Uit onderzoek blijkt dat meer dan één derde van de ouders aangeeft zich in het afgelopen jaar wel eens zorgen te hebben gemaakt over de opvoeding of ontwikkeling van één of meerdere van hun thuiswonende kinderen. Volgens Jeugdgezondheidszorg (JGZ) professionals kampt 15% van de gezinnen met kinderen tot 12 jaar met daadwerkelijke opvoedproblemen (peiling Jeugd en Gezondheid van het Sociaal en Cultureel Planbureau, 2005), waarbij er in 10 procent van de gezinnen sprake is van lichte problemen, bij 4 procent matige problemen en bij 1 procent wordt de problematiek ernstig genoemd. Onder ernstige opvoedproblemen vallen o.a. kindermishandeling en verwaarlozing. Ernstige opvoedproblemen kunnen bij het kind een breed scala aan negatieve korte en lange termijn effecten hebben op zowel lichamelijk, emotioneel als psychosociaal gebied.
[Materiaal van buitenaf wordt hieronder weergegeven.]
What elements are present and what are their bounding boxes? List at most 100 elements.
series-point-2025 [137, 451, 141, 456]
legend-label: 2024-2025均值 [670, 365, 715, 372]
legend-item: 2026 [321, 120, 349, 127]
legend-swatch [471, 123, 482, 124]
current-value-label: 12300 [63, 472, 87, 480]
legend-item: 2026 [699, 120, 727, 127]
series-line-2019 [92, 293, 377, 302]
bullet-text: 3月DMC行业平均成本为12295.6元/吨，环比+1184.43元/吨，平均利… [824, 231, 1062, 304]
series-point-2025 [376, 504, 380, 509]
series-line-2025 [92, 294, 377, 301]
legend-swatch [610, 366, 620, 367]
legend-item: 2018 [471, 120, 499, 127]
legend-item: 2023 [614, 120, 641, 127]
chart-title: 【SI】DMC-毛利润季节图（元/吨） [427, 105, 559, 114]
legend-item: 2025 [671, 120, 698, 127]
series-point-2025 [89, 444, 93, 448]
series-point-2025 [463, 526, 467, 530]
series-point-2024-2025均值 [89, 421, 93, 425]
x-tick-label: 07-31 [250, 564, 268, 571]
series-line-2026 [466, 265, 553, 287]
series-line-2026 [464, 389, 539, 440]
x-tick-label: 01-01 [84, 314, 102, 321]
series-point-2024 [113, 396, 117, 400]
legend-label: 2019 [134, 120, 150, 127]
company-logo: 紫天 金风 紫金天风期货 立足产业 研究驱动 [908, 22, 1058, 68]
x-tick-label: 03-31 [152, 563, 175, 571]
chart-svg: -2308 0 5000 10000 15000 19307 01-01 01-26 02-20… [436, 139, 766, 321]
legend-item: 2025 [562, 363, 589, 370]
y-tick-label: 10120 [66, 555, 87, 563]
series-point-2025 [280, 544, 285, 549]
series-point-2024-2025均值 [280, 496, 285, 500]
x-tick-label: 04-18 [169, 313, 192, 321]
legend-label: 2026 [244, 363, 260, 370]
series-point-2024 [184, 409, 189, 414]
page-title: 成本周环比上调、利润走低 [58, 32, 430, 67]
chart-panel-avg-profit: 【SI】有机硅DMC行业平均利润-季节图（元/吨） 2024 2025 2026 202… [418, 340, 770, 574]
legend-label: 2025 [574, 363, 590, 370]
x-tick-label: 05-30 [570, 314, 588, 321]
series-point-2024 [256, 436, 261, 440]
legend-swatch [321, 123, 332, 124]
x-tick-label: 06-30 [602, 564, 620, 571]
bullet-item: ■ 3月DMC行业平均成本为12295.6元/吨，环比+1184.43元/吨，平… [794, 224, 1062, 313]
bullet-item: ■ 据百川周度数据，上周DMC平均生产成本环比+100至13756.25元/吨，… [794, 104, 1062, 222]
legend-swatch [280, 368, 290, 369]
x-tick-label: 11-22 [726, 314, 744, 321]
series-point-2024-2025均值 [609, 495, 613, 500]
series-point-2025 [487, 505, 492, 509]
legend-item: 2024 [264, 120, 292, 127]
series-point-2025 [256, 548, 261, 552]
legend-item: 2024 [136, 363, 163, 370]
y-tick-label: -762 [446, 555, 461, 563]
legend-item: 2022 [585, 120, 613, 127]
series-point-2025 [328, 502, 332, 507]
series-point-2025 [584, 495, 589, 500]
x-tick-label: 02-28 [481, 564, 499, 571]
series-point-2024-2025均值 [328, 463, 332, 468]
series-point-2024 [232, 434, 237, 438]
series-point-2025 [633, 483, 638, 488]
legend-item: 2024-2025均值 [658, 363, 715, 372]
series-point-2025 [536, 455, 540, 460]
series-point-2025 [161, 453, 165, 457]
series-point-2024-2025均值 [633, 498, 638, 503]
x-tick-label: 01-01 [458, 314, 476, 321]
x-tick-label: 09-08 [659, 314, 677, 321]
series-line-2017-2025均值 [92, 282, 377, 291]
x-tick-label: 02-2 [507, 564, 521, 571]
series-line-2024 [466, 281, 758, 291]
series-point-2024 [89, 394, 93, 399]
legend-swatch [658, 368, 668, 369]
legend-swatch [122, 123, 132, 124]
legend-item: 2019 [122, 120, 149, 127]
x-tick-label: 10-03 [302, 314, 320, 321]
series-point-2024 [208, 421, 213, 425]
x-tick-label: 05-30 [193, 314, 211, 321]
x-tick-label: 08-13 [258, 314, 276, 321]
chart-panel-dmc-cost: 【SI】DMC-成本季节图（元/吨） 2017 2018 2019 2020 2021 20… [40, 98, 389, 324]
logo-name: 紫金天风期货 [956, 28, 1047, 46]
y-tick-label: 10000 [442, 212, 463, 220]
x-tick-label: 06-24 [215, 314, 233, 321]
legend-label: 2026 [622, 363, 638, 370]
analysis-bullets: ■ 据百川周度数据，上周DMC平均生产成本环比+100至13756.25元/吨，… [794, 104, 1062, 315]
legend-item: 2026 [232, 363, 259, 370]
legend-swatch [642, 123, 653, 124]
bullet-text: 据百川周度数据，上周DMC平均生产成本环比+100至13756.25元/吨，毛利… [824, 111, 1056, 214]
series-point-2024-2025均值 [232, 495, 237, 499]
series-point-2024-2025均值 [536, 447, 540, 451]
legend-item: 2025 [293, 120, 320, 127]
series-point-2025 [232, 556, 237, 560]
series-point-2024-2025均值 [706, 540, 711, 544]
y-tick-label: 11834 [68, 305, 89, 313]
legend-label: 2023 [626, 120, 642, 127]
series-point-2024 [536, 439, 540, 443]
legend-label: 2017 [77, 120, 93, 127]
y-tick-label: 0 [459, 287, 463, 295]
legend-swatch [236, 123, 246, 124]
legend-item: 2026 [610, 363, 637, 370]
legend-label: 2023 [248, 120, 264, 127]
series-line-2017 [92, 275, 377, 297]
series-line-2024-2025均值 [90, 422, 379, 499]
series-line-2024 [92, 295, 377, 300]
Het grote aantal gezinnen dat te maken krijgt met opvoedproblemen en de ernstige gevolgen die deze problemen kunnen hebben voor de kinderen, benadrukken het belang van vroegtijdige ondersteuning bij opvoedproblemen. Het heeft de voorkeur om in de eigen omgeving van het gezin ondersteuning te bieden, waarbij de eigen kracht van de ouders wordt versterkt.

Stevig Ouderschap (Stevig Ouderschap) is een methodiek voor gezinnen met een pasgeboren kind, gericht op het verkleinen van het risico op opvoedingsproblemen. Dit hoofddoel van Stevig Ouderschap wordt gerealiseerd door het aanbieden van extra steun thuis bij gezinnen met opvoedingsproblemen, gericht op de volgende eigen kracht elementen van ouders/verzorgers: 1) het activeren/versterken van sociale netwerken rond ouders/verzorgers, 2) het bevorderen van opvoedcompetenties van ouders/verzorgers, 3) het weer grip krijgen op eigen leven.

Vooralsnog is alleen het effect van Stevig Ouderschap op de psychosociale ontwikkeling van het kind onderzocht. Of Stevig Ouderschap ook de eigen kracht van ouders/verzorgers versterkt is onbekend.

De doelstelling van dit project is vaststellen of Stevig Ouderschap effect heef op het versterken van de eigen kracht elementen van ouders/verzorgers met een verhoogd risico op opvoedingsproblematiek (op kinderleeftijd 12 en 18 maanden). Daarnaast wordt onderzocht welke kenmerken van ouders/verzorger, kind, verpleegkundige of organisaties van invloed zijn op: a) de effectiviteit van Stevig Ouderschap m.b.t. het versterken van de eigen kracht van ouders/verzorgers en b) de overdraagbaarheid en brede implementatie van Stevig Ouderschap.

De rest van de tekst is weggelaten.